Does TV advertising make children fat? : what the evidence tells us.
Public policy research, 13
There is growing public concern over rising levels of obesity among children, in the UK and many other countries in the developed world, as World Health Organisation reports have warned (as illustrated by 2003). The Royal College of Physicians reports that obesity has doubled among two to four year olds between 1989 and 1998, and trebled among six to fifteen year olds between 1990 and 2002. Similarly, in the USA, obesity among six to nineteen year olds has trebled over the past four decades, to 16 per cent in 1999-2002, while the incidence of type 2 diabetes has doubled in the past decade, with notable increases also in the risk of heart disease, stroke, circulatory problems, some cancers, osteoporosis and blindness. The evidence of rising obesity, it seems, is beyond question.
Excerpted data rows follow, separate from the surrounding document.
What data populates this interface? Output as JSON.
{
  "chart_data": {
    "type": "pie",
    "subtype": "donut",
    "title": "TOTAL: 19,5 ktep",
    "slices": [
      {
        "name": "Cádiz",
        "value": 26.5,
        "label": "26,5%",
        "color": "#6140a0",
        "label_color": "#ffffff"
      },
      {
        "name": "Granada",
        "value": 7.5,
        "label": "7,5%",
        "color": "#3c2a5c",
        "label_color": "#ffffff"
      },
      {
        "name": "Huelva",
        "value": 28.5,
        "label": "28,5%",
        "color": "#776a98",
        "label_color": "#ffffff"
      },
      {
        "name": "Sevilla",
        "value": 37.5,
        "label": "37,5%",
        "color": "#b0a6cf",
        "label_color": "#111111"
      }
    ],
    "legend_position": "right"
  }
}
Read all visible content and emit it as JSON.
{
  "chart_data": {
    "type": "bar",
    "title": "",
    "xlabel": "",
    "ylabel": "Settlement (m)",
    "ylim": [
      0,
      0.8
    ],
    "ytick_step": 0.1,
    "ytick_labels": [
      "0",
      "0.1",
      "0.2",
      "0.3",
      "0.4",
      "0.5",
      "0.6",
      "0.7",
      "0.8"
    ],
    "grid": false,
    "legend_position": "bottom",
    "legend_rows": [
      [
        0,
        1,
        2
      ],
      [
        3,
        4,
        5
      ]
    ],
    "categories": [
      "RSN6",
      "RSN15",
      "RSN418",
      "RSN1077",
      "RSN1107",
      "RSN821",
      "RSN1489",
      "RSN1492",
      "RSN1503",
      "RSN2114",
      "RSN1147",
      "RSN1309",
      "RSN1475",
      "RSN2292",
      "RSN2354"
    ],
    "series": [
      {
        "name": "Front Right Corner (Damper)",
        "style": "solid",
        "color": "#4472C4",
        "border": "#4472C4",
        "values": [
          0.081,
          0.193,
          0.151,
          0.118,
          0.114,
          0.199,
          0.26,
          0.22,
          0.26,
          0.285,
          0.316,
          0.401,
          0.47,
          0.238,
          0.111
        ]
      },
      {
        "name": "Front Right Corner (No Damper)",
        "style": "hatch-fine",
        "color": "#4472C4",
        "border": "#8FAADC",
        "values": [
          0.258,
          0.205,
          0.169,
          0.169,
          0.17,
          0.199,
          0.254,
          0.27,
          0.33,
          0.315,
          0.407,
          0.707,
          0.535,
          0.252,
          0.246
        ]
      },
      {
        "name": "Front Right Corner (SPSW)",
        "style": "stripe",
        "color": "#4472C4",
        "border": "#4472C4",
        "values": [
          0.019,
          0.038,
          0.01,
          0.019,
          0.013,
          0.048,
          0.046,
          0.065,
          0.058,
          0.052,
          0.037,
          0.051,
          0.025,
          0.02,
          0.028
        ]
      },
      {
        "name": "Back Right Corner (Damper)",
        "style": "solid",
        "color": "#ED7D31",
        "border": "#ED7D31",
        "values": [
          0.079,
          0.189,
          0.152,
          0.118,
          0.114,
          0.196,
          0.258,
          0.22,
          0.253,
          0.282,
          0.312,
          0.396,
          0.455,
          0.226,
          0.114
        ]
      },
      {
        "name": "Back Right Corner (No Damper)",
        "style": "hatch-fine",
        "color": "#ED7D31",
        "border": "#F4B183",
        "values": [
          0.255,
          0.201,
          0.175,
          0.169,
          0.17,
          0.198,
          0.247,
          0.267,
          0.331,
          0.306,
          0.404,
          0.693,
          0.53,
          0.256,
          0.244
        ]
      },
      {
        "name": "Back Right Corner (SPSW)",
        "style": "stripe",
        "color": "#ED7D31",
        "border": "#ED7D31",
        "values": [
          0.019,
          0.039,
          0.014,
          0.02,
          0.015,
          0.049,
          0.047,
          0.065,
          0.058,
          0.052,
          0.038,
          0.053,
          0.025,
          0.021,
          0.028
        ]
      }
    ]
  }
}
The explanation is less clear. The USA’s Institute of Medicine’s (IOM) Committee on Food Marketing and the Diets of Children and Youth observed in their major report to Congress (2005), children’s diets “result from the interplay of many factors… all of which, apart from genetic predispositions, have undergone significant transformations over the past three decades”. In other words, researchers are generally agreed that multiple factors account for childhood obesity, including individual, social, environmental and cultural factors (Story, Neumark-Sztainer, & French, 2002). These factors are, for the most part, subject to change, and many of them interact with each other in complex ways not yet well understood. One consequence is that policy decisions regarding intervention are highly contested, for multiple stakeholders, with competing interests, are involved. It is in this context that this essay focuses on just one putative explanation for childhood obesity, namely food promotion, particularly television advertising of foods high in fact, salt or sugar. It asks one key question: is the evidence base linking advertising to children’s health sufficient to guide policy decisions?